今回のケースでいえば、家族から誰かを引き剥がすということはせず、孤児で親族がいない2人の子供が選ばれています。

この村人たちも、いたずらに命を奪っているわけではなく、少数の命を奪わなければ村そのものが全滅してしまうという危機感からこの行動をとっていて、その行為を正当化するために宗教にすがっている。
おそらく、この村人達に、現状を根本から解決する力が有れば、この様な決断は下さなくても良かったわけです。

主人公達は、結局より良い対案を提案することが出来ず、結局生贄として地上に出される少年少女2人と共に村を離れる事になります。

ここからは、このエピソードを観た私の勝手な解釈なのですが、神を否定することは簡単ですし、正論を述べることも出来るのですが、それを受け入れられるのは、強い人間だけなんだと思います。
というのも、この村人達が行っている行為は、より多くの人が生き延びる為に、一部の人間を間引いて殺してしまおうとする行為なのですが、普通の精神や道徳を持った人間には、その事実を受け入れることは難しいと思うんです。
その行為そのものを、【神のもとへ向う】という行為にすり替える事で、自分たちの行為を正当化する。
つまり、【神】という人間以外の対象を作り出し、都合の良い部分をその対象に押し付けることで、心の均衡を保つという選択肢もあって良いのかなと。

例えば、自分の身内が死んだとします。
仏教でもキリスト教でも良いのですが、死亡してから埋葬するまで、各宗教によって一定の儀式を行います。
これらの行動も、科学的には何の意味もないわけですが、身内が亡くなった後の亡骸を、ただに肉塊としてゴミとして処理できる人間は、結構少ないと思います。
しかし、宗教の儀式を通して火葬を行い、埋葬するという行為で、自分を納得させようとする。
結果としては、燃やして埋めているだけなのですが、儀式を通過させることで、その行為そのものを正当化するという行為そのものは、否定されるものでもないのかなと思いますし、見方によっては救済されているとも言えなくはない。

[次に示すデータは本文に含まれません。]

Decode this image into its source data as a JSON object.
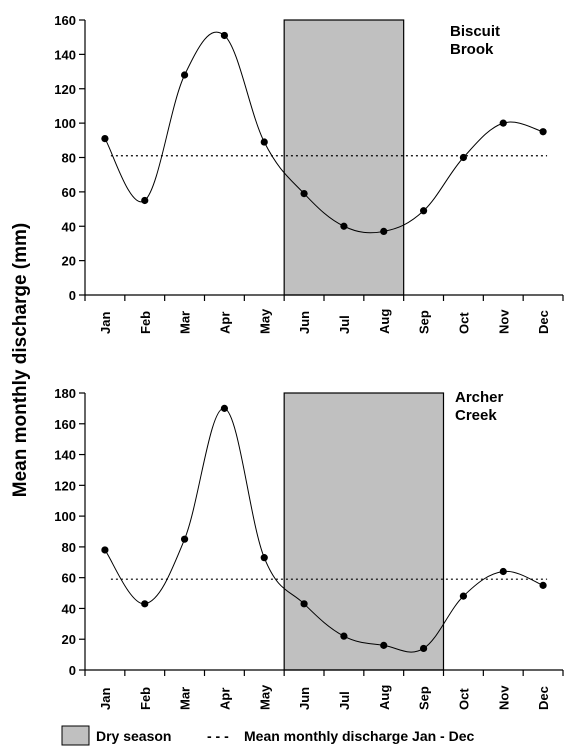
{
  "ylabel": "Mean monthly discharge (mm)",
  "legend": {
    "dry_season": "Dry season",
    "mean_line_marker": "- - -",
    "mean_line": "Mean monthly discharge Jan - Dec"
  },
  "colors": {
    "dry_season_fill": "#c0c0c0",
    "line": "#000000"
  },
  "chart_data": [
    {
      "type": "line",
      "title": "Biscuit Brook",
      "title_lines": [
        "Biscuit",
        "Brook"
      ],
      "categories": [
        "Jan",
        "Feb",
        "Mar",
        "Apr",
        "May",
        "Jun",
        "Jul",
        "Aug",
        "Sep",
        "Oct",
        "Nov",
        "Dec"
      ],
      "series": [
        {
          "values": [
            91,
            55,
            128,
            151,
            89,
            59,
            40,
            37,
            49,
            80,
            100,
            95
          ]
        }
      ],
      "mean_line": 81,
      "dry_season": {
        "start": "Jun",
        "end": "Aug"
      },
      "ylim": [
        0,
        160
      ],
      "yticks": [
        0,
        20,
        40,
        60,
        80,
        100,
        120,
        140,
        160
      ],
      "ylabel": "Mean monthly discharge (mm)",
      "grid": false
    },
    {
      "type": "line",
      "title": "Archer Creek",
      "title_lines": [
        "Archer",
        "Creek"
      ],
      "categories": [
        "Jan",
        "Feb",
        "Mar",
        "Apr",
        "May",
        "Jun",
        "Jul",
        "Aug",
        "Sep",
        "Oct",
        "Nov",
        "Dec"
      ],
      "series": [
        {
          "values": [
            78,
            43,
            85,
            170,
            73,
            43,
            22,
            16,
            14,
            48,
            64,
            55
          ]
        }
      ],
      "mean_line": 59,
      "dry_season": {
        "start": "Jun",
        "end": "Sep"
      },
      "ylim": [
        0,
        180
      ],
      "yticks": [
        0,
        20,
        40,
        60,
        80,
        100,
        120,
        140,
        160,
        180
      ],
      "ylabel": "Mean monthly discharge (mm)",
      "grid": false
    }
  ]
}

ただ、この考え方はそのものは、実は危険な発想で、拡大解釈することで、人を不幸にもさせてしまいます。
最初の例でいうと、神の名のもとに、人殺しすら正当化されるということは、罪悪感無しに侵略戦争を行なうことも可能となります。
これは極端な例ではなく、実際に宗教を利用して、他部族に攻めこむケースは、歴史を振り返れば数多く存在します。

ただこれは、宗教のどんな出来事も、神の名のもとに正当化されてしまうという能力と、その時代時代の政治権力とが結びついているから起こった。
つまり、信仰が利用されたという見方もできるのかなと。

という事で結論ですが、現状を変えようとしない、買えることが出来ない力のない人が心の均衡を保つ為に、人以外の超越的な存在を創りだして進行すること自体は、しかたがないのかなと思いますし、否定するものでもないのかなと思います。
しかし、それを利用して権力を創りだすのは、個人的には反対かなと。